Le dépistage auditif

Comme la baisse auditive liée à l’âge est un phénomène physiologique naturel et décelable vers 60-65 ans, même parfois avant, il ne faut pas attendre plus longtemps pour la dépister. Cela paraît inutile lorsque la perception auditive semble normale, mais il ne faut pas se fier à ses impressions.

La baisse de l’acuité auditive est d’autant plus insidieuse qu’elle s’accompagne d’habitudes de compensations dues à sa très lente évolution.

Le dépistage permet parfois de découvrir ou de prendre conscience d’une baisse auditive. Il permet de se préparer à accepter psychologiquement cette évolution et fait gagner un temps précieux lorsque l’appareillage devient nécessaire. Il permet en outre d’adopter au plus tôt des mesures de prévention et d’hygiène de vie.

A 65 ans, tout personne devrait faire contrôler son audition.

La prévention

Sommes-nous tous égaux face à la baisse de l’audition ?

Nous ne sommes pas égaux face aux différentes origines de la baisse auditive comme le vieillissement prématuré des cellules sensorielles de l’audition, l’exposition aux bruits, les différents troubles métaboliques ou circulatoires et la fragilité de l’oreille aux médicaments ototoxiques.
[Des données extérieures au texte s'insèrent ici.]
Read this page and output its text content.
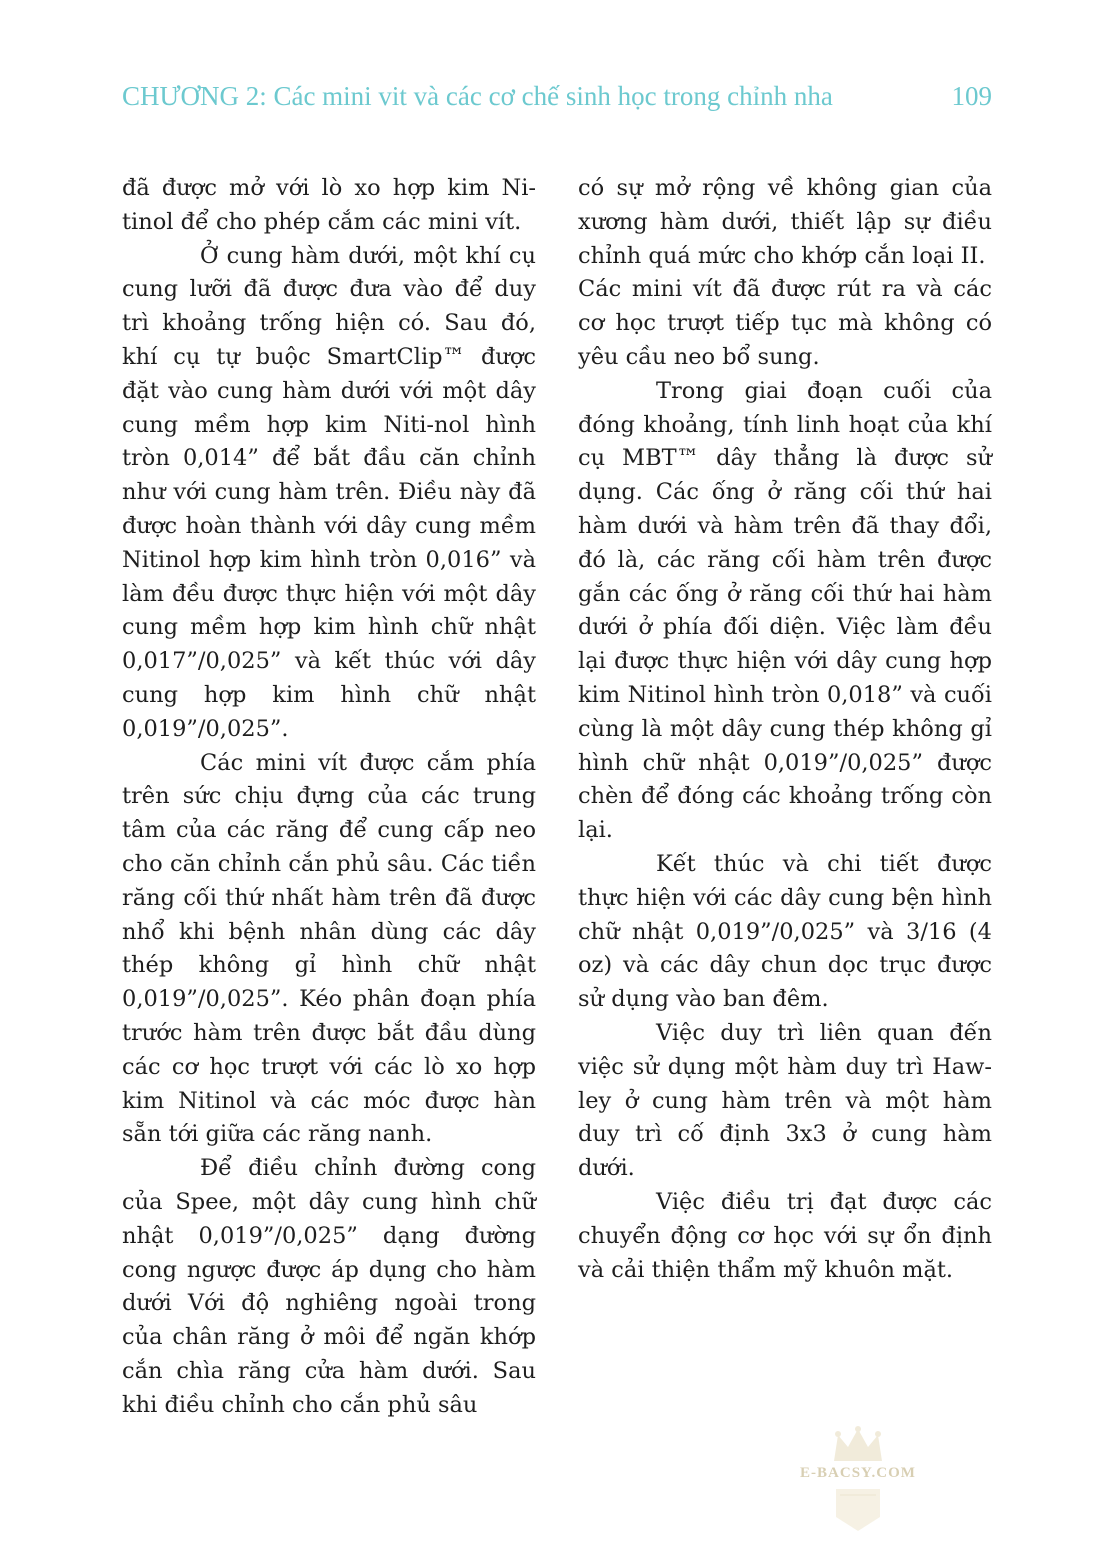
CHƯƠNG 2: Các mini vit và các cơ chế sinh học trong chỉnh nha	109

đã được mở với lò xo hợp kim Ni-tinol để cho phép cắm các mini vít.

Ở cung hàm dưới, một khí cụ cung lưỡi đã được đưa vào để duy trì khoảng trống hiện có. Sau đó, khí cụ tự buộc SmartClip™ được đặt vào cung hàm dưới với một dây cung mềm hợp kim Niti-nol hình tròn 0,014” để bắt đầu căn chỉnh như với cung hàm trên. Điều này đã được hoàn thành với dây cung mềm Nitinol hợp kim hình tròn 0,016” và làm đều được thực hiện với một dây cung mềm hợp kim hình chữ nhật 0,017”/0,025” và kết thúc với dây cung hợp kim hình chữ nhật 0,019”/0,025”.

Các mini vít được cắm phía trên sức chịu đựng của các trung tâm của các răng để cung cấp neo cho căn chỉnh cắn phủ sâu. Các tiền răng cối thứ nhất hàm trên đã được nhổ khi bệnh nhân dùng các dây thép không gỉ hình chữ nhật 0,019”/0,025”. Kéo phân đoạn phía trước hàm trên được bắt đầu dùng các cơ học trượt với các lò xo hợp kim Nitinol và các móc được hàn sẵn tới giữa các răng nanh.

Để điều chỉnh đường cong của Spee, một dây cung hình chữ nhật 0,019”/0,025” dạng đường cong ngược được áp dụng cho hàm dưới Với độ nghiêng ngoài trong của chân răng ở môi để ngăn khớp cắn chìa răng cửa hàm dưới. Sau khi điều chỉnh cho cắn phủ sâu

có sự mở rộng về không gian của xương hàm dưới, thiết lập sự điều chỉnh quá mức cho khớp cắn loại II.

Các mini vít đã được rút ra và các cơ học trượt tiếp tục mà không có yêu cầu neo bổ sung.

Trong giai đoạn cuối của đóng khoảng, tính linh hoạt của khí cụ MBT™ dây thẳng là được sử dụng. Các ống ở răng cối thứ hai hàm dưới và hàm trên đã thay đổi, đó là, các răng cối hàm trên được gắn các ống ở răng cối thứ hai hàm dưới ở phía đối diện. Việc làm đều lại được thực hiện với dây cung hợp kim Nitinol hình tròn 0,018” và cuối cùng là một dây cung thép không gỉ hình chữ nhật 0,019”/0,025” được chèn để đóng các khoảng trống còn lại.

Kết thúc và chi tiết được thực hiện với các dây cung bện hình chữ nhật 0,019”/0,025” và 3/16 (4 oz) và các dây chun dọc trục được sử dụng vào ban đêm.

Việc duy trì liên quan đến việc sử dụng một hàm duy trì Haw-ley ở cung hàm trên và một hàm duy trì cố định 3x3 ở cung hàm dưới.

Việc điều trị đạt được các chuyển động cơ học với sự ổn định và cải thiện thẩm mỹ khuôn mặt.

E-BACSY.COM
Les dommages que l’oreille subit ne sont pas toujours ressentis immédiatement mais se révèlent avec le temps. Ils altèrent les capacités auditives de façon irréversible.

Quelles sont les personnes les plus exposées ?

Les prévention concerne surtout :

  • Les familles dont certains ascendants ont une déficience auditive – la baisse de l’audition étant souvent héréditaire
  • Les personnes qui vivent avec des acouphènes parfois annonciateurs d’une baisse auditive
  • Les personnes atteintes d’une importante baisse auditive d’une seule oreille, même si la compréhension n’en est pas affectée, car toute altération sur l’autre oreille deviendra critique. Si l’origine de cette perte n’a pas été identifiée, une tumeur du nerf auditif peut être suspectée.
  • Les diabétiques, les hypertendus et ceux qui ont des troubles cardio-vasculaires ou du cholestérol.
  • Les fumeurs et ceux dont le poids est excessif.
  • Les personnes qui s’exposent à des bruits intenses et/ou prolongés lors de leur activité personnelle ou professionnelle (atelier, chantier, musique, tir).
  • Les personnes qui sont au contact de produits toxiques généralement pour des raisons professionnelles.
  • Les nouveau-nés et les jeunes enfants qui ont des oreilles très fragiles d’autant que certaines maladies ont parfois des conséquences importantes sur l’audition. Les cas les plus critiques sont les baisse auditives non diagnostiquées à la naissance ou lors des premières années.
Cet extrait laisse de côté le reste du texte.